Memproses inti galaksi: mengompresi rentang dinamis dengan HDRMT
Kendala yang paling sering muncul saat memotret galaksi adalah intinya terlalu terang. Pada sebagian besar galaksi, kecerahan pusatnya jauh melampaui bagian tepinya; dan meskipun sensor modern sanggup menangkap keduanya sekaligus (tanpa kelebihan eksposur), menampilkan rentang dinamis sebesar itu secara bersamaan pada satu layar tetap membuat tidak sedikit orang pusing. Artikel ini mengambil M31 sebagai contoh untuk menjelaskan cara mengompresi rentang dinamis dengan HDRMultiscaleTransform (HDRMT) di PixInsight.

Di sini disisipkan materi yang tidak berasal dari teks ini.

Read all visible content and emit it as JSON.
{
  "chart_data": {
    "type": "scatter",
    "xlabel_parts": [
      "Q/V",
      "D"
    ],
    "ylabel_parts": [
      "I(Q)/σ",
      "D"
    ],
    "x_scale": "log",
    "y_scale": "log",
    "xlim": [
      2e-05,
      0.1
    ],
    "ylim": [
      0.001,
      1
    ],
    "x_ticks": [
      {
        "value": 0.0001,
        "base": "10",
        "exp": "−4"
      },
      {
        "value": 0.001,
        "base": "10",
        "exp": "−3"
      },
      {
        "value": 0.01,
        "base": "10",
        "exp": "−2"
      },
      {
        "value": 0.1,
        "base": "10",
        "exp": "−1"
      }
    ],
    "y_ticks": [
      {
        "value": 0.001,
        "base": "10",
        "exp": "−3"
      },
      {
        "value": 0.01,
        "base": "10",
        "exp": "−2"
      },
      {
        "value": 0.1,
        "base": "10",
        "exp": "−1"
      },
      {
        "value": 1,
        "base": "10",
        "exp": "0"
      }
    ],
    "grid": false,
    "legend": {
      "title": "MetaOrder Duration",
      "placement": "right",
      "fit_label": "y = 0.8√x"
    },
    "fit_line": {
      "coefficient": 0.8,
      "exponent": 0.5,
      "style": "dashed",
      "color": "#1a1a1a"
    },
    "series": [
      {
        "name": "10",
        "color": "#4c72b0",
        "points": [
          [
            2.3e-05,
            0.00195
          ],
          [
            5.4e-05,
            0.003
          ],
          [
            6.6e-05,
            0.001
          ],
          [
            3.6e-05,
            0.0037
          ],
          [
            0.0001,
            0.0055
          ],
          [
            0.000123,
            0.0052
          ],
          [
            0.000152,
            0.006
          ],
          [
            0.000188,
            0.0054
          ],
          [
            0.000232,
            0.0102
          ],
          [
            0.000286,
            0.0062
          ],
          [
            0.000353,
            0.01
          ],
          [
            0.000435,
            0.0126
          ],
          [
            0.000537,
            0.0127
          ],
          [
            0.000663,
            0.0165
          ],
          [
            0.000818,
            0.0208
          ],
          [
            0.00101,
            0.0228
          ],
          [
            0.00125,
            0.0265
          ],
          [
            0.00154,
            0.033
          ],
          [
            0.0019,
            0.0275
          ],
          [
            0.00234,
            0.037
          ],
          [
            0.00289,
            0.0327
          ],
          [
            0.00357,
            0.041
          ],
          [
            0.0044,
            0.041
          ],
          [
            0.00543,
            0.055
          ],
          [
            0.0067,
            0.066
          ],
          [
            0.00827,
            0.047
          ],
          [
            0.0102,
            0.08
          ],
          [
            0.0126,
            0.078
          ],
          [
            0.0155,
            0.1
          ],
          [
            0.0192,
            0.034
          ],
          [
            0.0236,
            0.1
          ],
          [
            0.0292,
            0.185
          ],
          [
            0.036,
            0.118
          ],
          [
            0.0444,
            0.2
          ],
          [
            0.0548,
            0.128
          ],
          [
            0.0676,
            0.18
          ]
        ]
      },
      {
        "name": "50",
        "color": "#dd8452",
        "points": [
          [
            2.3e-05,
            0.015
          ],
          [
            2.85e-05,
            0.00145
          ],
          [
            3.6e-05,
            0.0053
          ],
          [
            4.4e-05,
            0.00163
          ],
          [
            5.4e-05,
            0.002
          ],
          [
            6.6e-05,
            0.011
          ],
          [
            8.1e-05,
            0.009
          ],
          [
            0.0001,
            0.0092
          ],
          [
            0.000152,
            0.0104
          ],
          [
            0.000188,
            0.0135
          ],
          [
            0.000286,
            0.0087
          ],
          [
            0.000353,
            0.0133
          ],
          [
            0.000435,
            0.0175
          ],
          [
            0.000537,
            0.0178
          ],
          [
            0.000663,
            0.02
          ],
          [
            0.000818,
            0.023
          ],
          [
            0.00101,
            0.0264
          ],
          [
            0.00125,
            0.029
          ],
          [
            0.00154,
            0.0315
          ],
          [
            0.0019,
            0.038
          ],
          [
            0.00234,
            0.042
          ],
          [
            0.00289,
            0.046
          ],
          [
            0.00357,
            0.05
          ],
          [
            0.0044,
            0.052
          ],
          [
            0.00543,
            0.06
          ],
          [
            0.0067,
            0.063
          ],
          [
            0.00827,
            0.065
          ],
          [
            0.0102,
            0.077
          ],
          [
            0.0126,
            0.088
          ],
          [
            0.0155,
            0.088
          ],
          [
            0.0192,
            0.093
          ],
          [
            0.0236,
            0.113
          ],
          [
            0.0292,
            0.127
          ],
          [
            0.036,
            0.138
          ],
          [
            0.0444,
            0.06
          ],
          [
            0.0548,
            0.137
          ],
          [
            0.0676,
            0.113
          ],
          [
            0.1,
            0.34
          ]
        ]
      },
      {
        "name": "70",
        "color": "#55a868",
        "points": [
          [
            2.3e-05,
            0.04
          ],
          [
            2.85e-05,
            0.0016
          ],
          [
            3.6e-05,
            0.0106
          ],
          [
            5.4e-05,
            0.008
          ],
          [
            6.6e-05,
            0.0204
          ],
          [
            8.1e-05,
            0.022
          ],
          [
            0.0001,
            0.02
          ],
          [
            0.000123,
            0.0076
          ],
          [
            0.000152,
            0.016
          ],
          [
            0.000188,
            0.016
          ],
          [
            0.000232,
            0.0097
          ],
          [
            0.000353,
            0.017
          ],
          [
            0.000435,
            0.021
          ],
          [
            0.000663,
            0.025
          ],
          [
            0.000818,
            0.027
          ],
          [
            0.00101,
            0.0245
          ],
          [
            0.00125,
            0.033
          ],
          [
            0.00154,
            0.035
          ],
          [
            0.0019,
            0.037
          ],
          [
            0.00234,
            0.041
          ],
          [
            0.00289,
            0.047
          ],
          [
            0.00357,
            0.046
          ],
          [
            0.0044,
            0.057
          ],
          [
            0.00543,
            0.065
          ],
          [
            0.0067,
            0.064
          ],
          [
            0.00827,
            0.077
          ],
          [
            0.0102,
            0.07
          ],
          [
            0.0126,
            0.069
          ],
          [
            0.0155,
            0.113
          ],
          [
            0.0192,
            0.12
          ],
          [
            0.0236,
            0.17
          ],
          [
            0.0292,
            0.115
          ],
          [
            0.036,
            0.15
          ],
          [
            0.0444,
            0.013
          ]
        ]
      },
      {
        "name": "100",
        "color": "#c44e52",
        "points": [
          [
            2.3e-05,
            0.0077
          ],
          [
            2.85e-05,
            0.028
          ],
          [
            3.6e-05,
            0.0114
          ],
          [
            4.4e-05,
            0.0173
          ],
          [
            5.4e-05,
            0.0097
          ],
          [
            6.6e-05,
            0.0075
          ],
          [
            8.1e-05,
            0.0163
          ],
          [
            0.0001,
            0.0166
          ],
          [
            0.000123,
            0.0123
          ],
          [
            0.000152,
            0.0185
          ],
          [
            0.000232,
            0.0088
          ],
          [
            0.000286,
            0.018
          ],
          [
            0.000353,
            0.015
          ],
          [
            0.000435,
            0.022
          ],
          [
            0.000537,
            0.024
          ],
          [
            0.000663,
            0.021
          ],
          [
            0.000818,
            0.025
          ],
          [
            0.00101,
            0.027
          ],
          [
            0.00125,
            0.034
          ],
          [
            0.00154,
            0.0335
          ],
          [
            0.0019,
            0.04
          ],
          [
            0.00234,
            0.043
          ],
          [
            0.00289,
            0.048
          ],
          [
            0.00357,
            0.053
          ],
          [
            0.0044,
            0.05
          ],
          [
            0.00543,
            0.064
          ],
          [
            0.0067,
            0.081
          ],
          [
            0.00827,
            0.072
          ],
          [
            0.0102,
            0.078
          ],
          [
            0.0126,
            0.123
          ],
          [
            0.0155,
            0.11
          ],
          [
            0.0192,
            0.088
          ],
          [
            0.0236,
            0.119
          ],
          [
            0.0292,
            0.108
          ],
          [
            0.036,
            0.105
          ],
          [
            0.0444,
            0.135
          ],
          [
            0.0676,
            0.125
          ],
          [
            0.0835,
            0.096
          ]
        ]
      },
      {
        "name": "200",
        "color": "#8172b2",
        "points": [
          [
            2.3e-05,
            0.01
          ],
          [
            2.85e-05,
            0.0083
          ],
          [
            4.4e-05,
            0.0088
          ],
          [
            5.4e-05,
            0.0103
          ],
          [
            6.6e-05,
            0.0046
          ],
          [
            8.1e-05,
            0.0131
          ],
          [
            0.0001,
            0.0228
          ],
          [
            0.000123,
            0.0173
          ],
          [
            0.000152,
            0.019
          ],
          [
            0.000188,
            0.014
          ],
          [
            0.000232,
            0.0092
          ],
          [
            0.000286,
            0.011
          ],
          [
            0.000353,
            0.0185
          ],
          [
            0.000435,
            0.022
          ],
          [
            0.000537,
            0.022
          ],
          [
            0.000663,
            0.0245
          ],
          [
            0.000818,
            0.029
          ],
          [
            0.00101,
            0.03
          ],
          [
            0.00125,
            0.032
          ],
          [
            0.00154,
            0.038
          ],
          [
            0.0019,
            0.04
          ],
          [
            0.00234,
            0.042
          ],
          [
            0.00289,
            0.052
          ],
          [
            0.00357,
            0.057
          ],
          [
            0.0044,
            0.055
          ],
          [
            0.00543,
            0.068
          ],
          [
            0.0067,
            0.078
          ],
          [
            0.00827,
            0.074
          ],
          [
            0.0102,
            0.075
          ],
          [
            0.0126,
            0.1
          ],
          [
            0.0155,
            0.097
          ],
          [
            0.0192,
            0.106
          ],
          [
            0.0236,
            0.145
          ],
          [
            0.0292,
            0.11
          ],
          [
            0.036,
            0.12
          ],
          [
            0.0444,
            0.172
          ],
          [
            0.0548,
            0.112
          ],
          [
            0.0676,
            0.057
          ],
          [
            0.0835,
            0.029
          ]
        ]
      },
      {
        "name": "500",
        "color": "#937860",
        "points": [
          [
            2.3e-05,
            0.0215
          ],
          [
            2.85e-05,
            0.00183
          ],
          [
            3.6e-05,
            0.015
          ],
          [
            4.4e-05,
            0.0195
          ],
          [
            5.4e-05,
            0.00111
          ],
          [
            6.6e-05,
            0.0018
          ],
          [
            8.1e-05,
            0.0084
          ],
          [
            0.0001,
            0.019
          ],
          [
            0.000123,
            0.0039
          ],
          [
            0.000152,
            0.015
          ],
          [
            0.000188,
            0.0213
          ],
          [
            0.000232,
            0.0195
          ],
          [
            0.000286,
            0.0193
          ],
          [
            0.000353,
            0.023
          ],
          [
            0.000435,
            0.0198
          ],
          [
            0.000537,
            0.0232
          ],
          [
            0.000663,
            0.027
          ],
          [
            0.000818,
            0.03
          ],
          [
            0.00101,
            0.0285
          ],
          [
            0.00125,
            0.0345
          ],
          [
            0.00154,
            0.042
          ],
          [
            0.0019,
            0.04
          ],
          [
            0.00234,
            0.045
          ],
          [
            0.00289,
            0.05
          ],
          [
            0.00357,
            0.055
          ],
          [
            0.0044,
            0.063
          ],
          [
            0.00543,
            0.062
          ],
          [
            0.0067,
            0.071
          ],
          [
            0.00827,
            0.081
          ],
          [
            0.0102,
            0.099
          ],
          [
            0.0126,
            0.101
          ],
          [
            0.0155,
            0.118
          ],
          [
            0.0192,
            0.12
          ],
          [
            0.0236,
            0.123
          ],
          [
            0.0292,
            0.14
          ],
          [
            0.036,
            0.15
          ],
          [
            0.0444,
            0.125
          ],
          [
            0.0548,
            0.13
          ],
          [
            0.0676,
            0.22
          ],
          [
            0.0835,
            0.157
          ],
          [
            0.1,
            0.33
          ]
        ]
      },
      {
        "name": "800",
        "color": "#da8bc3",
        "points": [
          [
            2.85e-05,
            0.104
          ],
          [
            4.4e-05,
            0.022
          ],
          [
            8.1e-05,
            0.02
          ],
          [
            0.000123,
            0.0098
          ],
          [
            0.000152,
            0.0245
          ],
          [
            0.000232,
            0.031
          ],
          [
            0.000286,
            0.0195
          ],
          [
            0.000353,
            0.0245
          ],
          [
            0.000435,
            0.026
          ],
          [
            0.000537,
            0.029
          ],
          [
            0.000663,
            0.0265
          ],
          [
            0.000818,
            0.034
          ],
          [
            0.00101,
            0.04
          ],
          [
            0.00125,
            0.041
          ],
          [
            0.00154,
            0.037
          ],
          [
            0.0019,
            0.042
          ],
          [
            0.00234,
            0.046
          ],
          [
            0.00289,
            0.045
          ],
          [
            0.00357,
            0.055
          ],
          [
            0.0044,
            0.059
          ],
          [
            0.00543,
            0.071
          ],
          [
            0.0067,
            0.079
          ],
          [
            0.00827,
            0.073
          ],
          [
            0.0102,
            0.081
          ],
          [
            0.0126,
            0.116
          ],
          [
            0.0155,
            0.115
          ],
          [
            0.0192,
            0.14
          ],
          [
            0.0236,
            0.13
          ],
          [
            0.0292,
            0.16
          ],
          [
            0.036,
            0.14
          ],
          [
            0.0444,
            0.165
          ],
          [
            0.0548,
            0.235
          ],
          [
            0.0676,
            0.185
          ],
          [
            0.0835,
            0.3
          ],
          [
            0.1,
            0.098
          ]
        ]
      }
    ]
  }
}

Masalahnya: inti terlalu terang, detail termakan habis
Pada sebagian besar citra galaksi di internet, pusatnya begitu terang sampai “memakan habis dengan cahaya” seluruh detail di sekitarnya — intinya menjadi bercak putih mati, dan struktur debu di sekelilingnya tidak terlihat. Ini bukan soal hasil pemotretan yang buruk, melainkan karena rentang dinamisnya terlalu besar dan tidak dikompresi sebagaimana mestinya.
Efek HDRMT
Di bawah ini adalah perbandingan penggunaan HDRMT di PixInsight untuk mengompresi rentang dinamis. Gambar kiri adalah kanal luminansi M31 yang asli, persis seperti tampilan sebagian besar citra di internet: pusat terlalu terang, detail tenggelam oleh bagian terang. Gambar kanan adalah M31 setelah dikompresi dengan HDRMT — terlihat bahwa inti yang terang sudah tidak begitu menyilaukan, sehingga detail debu dan bintang di sekitar inti pun menjadi lebih jelas.

Kelebihan HDRMT
HDRMT punya satu kelebihan yang sangat penting: meskipun ia mengompresi bagian terang, ia tidak membuat tempat-tempat yang memang seharusnya gelap menjadi lebih gelap daripada semula. Artinya, inti galaksi tetap “yang paling terang” dibandingkan sekelilingnya, hanya saja tidak lagi menyilaukan, sehingga Anda bisa melihat detailnya dengan jelas tanpa merusak logika terang-gelap pada gambar. Hal inilah yang membuat hasil akhirnya tampak wajar, tanpa kejanggalan akibat “kompresi yang berlebihan”.
Kekurangannya dan pemakaiannya bersama mask
Tentu saja HDRMT juga ada harganya: ia bisa memengaruhi bintang dan bagian lain dari gambar. Karena itu, memadukannya secukupnya dengan mask bintang atau mask rentang untuk membatasi area penerapannya merupakan teknik pemrosesan yang sangat lazim.
Pada contoh M31 kali ini saya justru tidak memakai mask — karena bintang terang di latar depan M31 relatif sedikit, sehingga efek samping penerapan langsung tidak begitu kentara. Namun kalau di sekitar objek incaran Anda terdapat cukup banyak bintang terang, saya sarankan menambahkan mask sebagai pelindung, agar bintang-bintang tidak ikut terkena imbasnya.
Ringkasan
Setelah intinya selesai diproses, M31 terlihat tidak lagi seperti karya pemula yang biasa dijumpai di internet. Kompresi inti galaksi adalah langkah kunci dalam pemrosesan tingkat lanjut — ingatlah sifat HDRMT yang “mengompresi bagian terang tetapi tidak berlebihan”, lalu padukan dengan mask sesuai keadaan, maka Anda dapat sekaligus mempertahankan detail inti dan gradasi terang-gelap gambar secara keseluruhan.